Launch of the consultation paper for enquiry on ‘Personal Harm Offences’.
The Solomon Islands Law Reform Commission (SILRC) will launch its consultation paper for an enquiry into the laws that apply to personal harm offences, on Monday 10th October 2016 at Mendana Hotel. The launch of the consultation paper marks the beginning of public consultations by the SILRC for this enquiry.
The consultation paper is titled ‘Personal Harm Offences Consultation Paper’. The paper is part of a review that the SILRC is doing of the Penal Code [Cap 26] of Solomon Islands. It considers parts in the Penal Code that apply when an attack or threat of attack is inflicted or directed at another person which do not result in death but fear, injury or harm is done to the other person.
The consultation paper is planned to be launched by the Minister for Justice and Legal Affairs, the Honourable William B. Marau.
The law on personal harm offences were introduced in the Solomon Islands in the early 1960s, and are based on the English law.

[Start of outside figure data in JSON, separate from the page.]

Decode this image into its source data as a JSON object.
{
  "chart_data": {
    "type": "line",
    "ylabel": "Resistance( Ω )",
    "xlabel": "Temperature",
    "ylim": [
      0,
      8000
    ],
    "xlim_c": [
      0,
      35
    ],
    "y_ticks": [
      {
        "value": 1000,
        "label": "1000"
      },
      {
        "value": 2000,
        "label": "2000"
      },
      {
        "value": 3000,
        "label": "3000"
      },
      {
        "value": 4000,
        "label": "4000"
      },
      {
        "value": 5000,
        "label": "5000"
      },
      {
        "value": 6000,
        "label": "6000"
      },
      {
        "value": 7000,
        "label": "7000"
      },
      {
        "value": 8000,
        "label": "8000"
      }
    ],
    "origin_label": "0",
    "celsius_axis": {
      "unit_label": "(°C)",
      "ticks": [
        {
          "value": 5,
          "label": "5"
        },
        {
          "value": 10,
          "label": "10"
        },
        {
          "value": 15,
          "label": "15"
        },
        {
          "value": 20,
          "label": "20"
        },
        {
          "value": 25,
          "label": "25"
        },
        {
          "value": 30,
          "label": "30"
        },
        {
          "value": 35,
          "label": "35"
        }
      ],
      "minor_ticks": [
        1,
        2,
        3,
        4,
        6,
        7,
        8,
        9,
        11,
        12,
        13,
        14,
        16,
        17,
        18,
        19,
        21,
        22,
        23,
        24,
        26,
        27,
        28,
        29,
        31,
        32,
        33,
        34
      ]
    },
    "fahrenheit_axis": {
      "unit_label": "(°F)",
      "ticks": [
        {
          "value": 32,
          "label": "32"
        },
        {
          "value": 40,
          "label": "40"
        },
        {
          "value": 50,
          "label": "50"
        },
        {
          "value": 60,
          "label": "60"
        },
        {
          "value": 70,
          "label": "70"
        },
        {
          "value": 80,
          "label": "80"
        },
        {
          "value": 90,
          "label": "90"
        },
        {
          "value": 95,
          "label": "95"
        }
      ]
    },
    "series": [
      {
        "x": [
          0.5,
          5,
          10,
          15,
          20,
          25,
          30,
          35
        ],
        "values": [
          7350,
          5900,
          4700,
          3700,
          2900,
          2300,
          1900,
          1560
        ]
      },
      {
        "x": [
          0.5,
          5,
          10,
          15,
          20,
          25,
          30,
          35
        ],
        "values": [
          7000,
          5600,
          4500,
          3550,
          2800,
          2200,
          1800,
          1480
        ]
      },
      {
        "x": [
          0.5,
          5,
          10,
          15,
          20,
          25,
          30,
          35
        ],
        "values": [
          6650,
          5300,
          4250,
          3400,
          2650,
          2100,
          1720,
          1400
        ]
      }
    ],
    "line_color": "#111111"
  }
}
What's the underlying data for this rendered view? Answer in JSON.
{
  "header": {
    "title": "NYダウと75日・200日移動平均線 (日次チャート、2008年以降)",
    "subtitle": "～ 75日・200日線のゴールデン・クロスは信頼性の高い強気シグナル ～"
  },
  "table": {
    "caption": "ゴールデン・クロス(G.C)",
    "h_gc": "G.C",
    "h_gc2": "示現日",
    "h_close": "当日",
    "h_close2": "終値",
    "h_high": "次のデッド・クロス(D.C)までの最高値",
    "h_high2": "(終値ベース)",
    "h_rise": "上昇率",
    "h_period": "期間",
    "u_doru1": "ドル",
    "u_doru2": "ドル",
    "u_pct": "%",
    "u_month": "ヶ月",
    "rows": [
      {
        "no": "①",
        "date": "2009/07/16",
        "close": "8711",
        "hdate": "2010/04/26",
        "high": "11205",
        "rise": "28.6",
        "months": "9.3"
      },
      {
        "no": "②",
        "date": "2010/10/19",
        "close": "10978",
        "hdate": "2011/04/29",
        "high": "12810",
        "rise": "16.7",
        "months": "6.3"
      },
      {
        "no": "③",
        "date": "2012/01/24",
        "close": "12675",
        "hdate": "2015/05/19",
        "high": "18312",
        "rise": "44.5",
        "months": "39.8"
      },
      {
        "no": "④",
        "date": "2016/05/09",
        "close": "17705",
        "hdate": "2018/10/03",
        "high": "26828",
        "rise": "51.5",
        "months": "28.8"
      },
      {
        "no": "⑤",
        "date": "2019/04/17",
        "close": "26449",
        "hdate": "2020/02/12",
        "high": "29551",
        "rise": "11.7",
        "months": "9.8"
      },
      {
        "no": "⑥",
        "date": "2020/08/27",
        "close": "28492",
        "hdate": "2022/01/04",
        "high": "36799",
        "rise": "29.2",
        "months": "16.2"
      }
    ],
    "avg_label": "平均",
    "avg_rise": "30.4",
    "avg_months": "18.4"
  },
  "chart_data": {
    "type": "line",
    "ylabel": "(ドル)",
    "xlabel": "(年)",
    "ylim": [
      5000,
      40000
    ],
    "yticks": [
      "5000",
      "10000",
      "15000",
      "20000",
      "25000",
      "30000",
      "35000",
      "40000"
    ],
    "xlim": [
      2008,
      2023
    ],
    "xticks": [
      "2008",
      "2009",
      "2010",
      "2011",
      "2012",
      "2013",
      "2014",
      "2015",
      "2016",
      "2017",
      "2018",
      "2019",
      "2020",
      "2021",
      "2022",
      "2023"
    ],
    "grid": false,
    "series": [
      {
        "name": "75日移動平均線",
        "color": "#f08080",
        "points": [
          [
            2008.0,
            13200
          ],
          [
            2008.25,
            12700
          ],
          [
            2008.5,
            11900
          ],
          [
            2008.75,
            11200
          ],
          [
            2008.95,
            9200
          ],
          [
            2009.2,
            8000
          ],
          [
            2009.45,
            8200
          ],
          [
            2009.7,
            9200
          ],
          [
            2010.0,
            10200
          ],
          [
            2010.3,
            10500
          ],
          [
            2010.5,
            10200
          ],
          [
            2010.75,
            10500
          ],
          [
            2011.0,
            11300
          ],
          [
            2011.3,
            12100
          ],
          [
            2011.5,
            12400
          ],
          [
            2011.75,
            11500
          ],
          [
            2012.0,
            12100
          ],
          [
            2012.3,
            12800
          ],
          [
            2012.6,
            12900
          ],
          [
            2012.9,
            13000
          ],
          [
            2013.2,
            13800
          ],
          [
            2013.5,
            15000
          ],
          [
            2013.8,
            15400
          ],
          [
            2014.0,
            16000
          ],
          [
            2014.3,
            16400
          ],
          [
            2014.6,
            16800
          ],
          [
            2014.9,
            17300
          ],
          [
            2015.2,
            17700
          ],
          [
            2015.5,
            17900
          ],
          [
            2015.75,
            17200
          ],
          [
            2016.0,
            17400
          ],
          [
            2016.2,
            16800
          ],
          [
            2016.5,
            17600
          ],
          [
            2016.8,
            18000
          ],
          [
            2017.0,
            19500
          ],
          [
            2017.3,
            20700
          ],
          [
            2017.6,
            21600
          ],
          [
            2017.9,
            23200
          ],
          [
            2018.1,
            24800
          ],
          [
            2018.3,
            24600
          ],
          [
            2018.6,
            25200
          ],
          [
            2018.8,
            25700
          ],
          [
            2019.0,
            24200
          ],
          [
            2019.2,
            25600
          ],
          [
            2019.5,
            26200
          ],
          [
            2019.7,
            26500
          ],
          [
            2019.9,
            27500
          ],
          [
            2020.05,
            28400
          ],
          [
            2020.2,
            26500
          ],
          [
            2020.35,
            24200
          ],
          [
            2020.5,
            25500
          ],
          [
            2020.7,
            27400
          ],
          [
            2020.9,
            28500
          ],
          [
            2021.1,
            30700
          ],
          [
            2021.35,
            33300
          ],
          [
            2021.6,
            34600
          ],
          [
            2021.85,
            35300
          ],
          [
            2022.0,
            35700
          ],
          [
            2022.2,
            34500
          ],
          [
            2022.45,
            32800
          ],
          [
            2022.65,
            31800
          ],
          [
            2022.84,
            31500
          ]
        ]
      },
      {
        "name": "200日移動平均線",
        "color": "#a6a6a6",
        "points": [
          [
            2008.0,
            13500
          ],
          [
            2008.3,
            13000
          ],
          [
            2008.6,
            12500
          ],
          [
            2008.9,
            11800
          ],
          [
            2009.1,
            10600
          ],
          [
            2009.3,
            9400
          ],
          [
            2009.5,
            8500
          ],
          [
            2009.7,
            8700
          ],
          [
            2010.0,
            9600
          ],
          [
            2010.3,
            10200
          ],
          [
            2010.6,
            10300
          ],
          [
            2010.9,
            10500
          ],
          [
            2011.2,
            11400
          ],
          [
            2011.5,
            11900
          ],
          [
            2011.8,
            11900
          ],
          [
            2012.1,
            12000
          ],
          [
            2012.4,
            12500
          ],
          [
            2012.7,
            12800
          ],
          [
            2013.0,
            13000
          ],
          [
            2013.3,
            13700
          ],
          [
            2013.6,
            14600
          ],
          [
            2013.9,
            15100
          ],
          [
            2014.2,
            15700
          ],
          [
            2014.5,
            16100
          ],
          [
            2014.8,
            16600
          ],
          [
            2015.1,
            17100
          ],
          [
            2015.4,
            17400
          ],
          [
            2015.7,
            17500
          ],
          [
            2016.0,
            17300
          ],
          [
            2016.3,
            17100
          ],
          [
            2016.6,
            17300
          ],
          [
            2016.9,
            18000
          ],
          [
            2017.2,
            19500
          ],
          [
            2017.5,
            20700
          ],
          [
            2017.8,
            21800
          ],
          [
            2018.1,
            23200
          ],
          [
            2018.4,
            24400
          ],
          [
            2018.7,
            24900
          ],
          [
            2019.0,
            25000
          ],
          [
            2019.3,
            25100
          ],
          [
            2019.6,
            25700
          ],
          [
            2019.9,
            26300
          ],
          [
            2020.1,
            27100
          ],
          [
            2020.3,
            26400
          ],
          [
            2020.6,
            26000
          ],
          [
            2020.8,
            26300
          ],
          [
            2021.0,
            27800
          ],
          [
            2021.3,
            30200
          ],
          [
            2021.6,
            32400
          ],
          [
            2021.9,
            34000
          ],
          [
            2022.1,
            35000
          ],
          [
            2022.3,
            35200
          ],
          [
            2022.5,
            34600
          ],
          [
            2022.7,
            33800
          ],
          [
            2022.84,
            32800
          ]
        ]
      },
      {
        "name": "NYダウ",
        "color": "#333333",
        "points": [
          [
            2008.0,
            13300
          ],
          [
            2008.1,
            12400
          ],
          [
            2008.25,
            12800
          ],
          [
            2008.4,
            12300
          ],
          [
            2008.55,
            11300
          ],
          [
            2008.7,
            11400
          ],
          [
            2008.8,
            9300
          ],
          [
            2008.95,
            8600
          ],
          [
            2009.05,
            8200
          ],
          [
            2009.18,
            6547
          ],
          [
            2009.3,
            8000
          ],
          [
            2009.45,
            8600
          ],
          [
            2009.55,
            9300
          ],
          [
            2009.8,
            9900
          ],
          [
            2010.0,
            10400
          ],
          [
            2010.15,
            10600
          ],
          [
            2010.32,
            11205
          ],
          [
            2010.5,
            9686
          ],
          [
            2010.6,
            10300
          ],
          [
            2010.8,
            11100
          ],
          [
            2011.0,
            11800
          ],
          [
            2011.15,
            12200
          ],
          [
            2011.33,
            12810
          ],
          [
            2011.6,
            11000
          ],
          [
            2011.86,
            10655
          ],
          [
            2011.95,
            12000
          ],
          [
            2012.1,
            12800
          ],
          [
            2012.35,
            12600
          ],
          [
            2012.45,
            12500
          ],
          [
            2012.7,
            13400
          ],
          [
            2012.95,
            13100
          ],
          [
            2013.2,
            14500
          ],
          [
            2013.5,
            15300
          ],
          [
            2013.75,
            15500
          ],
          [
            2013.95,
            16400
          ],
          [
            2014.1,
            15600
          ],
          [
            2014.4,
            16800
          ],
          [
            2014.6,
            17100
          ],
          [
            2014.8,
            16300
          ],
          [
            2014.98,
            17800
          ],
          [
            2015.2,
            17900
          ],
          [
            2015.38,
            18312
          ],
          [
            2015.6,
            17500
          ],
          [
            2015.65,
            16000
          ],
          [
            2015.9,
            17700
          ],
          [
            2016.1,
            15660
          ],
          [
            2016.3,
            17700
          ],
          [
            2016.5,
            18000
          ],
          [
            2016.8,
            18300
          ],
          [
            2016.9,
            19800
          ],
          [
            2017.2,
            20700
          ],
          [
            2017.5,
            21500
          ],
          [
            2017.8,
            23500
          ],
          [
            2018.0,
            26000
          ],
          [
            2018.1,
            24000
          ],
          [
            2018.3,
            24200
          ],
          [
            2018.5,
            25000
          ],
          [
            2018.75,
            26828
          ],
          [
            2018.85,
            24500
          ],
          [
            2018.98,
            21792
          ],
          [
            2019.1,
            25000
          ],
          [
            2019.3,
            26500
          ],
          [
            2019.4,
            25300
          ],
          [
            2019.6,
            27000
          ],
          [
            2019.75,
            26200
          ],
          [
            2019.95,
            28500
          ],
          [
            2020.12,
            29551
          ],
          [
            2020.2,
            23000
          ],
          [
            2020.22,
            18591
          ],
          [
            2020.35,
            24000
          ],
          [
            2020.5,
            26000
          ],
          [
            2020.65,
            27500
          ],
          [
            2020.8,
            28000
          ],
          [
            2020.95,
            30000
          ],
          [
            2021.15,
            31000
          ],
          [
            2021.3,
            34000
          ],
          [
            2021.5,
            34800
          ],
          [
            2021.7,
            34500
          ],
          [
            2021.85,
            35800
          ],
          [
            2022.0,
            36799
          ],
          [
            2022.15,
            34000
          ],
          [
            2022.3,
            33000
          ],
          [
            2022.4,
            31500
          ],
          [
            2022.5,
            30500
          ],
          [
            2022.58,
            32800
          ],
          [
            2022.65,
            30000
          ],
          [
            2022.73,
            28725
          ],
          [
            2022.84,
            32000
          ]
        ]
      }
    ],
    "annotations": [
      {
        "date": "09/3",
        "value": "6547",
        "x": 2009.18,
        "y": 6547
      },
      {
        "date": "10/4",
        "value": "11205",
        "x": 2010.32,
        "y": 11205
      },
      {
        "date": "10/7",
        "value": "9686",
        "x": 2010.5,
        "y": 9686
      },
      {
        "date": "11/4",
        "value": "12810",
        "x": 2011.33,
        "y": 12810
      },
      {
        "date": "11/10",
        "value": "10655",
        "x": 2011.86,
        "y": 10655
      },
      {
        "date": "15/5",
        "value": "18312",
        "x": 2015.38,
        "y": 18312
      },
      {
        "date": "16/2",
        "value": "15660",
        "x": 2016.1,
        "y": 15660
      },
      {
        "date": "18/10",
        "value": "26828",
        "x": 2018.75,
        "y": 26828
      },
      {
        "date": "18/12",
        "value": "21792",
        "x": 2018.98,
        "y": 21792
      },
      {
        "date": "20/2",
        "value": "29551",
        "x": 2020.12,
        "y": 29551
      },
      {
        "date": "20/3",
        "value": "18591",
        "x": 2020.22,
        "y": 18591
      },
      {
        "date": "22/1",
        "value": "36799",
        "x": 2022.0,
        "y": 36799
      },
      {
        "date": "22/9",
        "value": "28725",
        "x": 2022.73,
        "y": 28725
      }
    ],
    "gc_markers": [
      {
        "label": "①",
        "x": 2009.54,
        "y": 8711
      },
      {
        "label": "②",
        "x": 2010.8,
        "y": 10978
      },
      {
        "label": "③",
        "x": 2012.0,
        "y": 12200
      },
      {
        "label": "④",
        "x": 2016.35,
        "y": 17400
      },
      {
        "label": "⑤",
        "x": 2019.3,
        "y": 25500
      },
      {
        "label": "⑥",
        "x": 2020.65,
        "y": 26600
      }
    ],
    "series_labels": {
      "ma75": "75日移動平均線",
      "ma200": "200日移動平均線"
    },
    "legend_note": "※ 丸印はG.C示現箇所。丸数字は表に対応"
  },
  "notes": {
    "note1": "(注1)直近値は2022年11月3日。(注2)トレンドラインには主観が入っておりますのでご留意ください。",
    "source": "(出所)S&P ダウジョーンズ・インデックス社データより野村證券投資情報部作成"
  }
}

The personal harm offences covered in the paper are: 1) assaults which include common assaults, assaults causing actual bodily harm, acts intended to cause grievous harm, unlawful wounding, and grievous harm; 2) poisoning; 3) kidnapping and abduction; 4) criminal reckless and negligence 5) Failure to supply necessaries and cruelty to children; 6) Intimidation, molestation and making a written threat to kill; and 7) negligent act likely to spread infection of disease dangerous to human life.
The SILRC has identified a number of issues which needs to be considered for reform in order to accommodate the current and future circumstances of the Country. The issues are as follows:
Lack of definitions for some personal harm offences in the Penal Code.
The degree of penalties should consider the different circumstances of which the offences are committed.
The development of personal harm offences which raises the need of some offences to be included in the Penal Code.
The need to reform the offences to protect the vulnerable people in the society.
The main objective of this Consultation Paper is to raise awareness to the important stakeholders, interested individuals and the public at large of the current law and the issues relating to the personal harm offences. The Consultation Paper is also aimed at encouraging stakeholders and the public to come forward and discuss their views and comments on the personal harm offences and how the law should be reformed. This is to assist the SILRC to develop recommendations for changes to the current law on personal harm offences that will reflect the changing societal views and aspirations.
The SILRC through its legal staff will conduct consultation on this enquiry, and hopes to engage with as many people as possible during its consultations.